Where to check the rules yourself

This is general information, not legal or medical advice, and reading it does not create an attorney-client relationship. An SSA-authorized representative, a legal aid organization, or your state's protection-and-advocacy agency can review your specific remand order and evidence. Be wary of anyone who demands payment up front or guarantees an approval - legitimate representatives are paid only from an approved award or by the government under EAJA.

Key 2026 figures

Maximum representative fee under an SSA fee agreement$9,200 the lesser of 25% of past-due benefits or this cap (set by statute — does not change with the COLA)

Figures shown are for 2026. Social Security re-indexes most of these each January with the cost-of-living adjustment (the 2026 COLA was 2.8%); the amounts marked as set by statute do not change. Always confirm the current figure at the official source: ssa.gov.

Frequently asked questions

Does a remand mean I am going to be approved?

Not automatically. It means the Appeals Council or a federal judge found a legal problem with the prior decision and your claim must be decided again. Many claimants are approved after a remand, but the ALJ can still deny the claim if the evidence does not establish disability under SSA's rules.

Will I lose back pay because of the delay from a remand?

No. If you are ultimately approved, past-due benefits are calculated from your established onset date and application date - not from when the remand happened - subject to the usual rules, such as the SSDI five-month waiting period. The delay costs you time, not benefits you are entitled to.

Do I get a new judge after a remand?

It depends on the remand order and local practice. Sometimes the same ALJ hears the case again; sometimes it is assigned to a different judge.

Can I submit new medical evidence at the second hearing?

Yes. New and updated evidence, including records showing how your condition has changed, is generally allowed. You still need to submit it or tell SSA about it at least 5 business days before the hearing unless an exception applies.

Who pays my attorney if a federal court remanded my case?

Two statutes can apply to the federal-court work: an Equal Access to Justice Act fee that the government pays if its position was not substantially justified, and a section 406(b) fee from your past-due benefits (limited to 25% of them) if you are later approved. Both are approved by the court, and the attorney must refund you whichever amount is smaller. Fees for the administrative stage are approved separately by SSA.

What is the difference between a sentence-four and a sentence-six remand?

A sentence-four remand is entered when the court decides the case on the merits, finds legal error or a lack of substantial evidence, and reverses and remands with a final judgment.
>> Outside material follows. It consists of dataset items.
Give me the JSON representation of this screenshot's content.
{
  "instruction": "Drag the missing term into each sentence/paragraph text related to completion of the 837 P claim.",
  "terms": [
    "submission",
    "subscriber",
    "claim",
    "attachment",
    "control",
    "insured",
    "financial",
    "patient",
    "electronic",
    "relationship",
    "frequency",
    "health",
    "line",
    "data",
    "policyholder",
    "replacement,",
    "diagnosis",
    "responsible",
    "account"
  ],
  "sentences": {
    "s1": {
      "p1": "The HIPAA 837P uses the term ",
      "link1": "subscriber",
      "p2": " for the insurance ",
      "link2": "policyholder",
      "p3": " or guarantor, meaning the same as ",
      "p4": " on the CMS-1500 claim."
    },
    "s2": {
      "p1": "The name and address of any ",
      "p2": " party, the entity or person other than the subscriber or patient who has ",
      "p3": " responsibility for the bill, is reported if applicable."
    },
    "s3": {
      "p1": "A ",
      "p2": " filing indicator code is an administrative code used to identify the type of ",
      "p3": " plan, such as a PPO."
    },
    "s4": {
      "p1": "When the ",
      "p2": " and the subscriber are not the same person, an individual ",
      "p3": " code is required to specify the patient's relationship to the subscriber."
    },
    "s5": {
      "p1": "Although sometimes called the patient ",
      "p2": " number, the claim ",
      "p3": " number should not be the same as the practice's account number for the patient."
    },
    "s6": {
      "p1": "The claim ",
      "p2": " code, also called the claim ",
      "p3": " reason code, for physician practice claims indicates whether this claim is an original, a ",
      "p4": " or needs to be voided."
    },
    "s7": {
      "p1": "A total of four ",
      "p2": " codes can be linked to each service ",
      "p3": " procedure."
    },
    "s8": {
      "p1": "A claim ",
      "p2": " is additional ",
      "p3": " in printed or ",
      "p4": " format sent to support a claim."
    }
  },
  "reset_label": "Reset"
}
A sentence-six remand does not decide the merits: the court sends the case back to consider new, material evidence when there was good cause for not submitting it earlier, and keeps the case open until SSA finishes.

How long does a remand take?

It varies a great deal by hearing office and by what the remand order requires. It commonly takes many months, and sometimes more than a year, to get a new hearing and decision. Your representative or the hearing office can give you a better sense of current timing in your area; you can also check the status of your case with SSA.

This article is general legal information, not legal advice, and may not reflect the most current law or the law in your jurisdiction. Laws vary by state and change over time. For advice about your specific situation, consult a licensed attorney.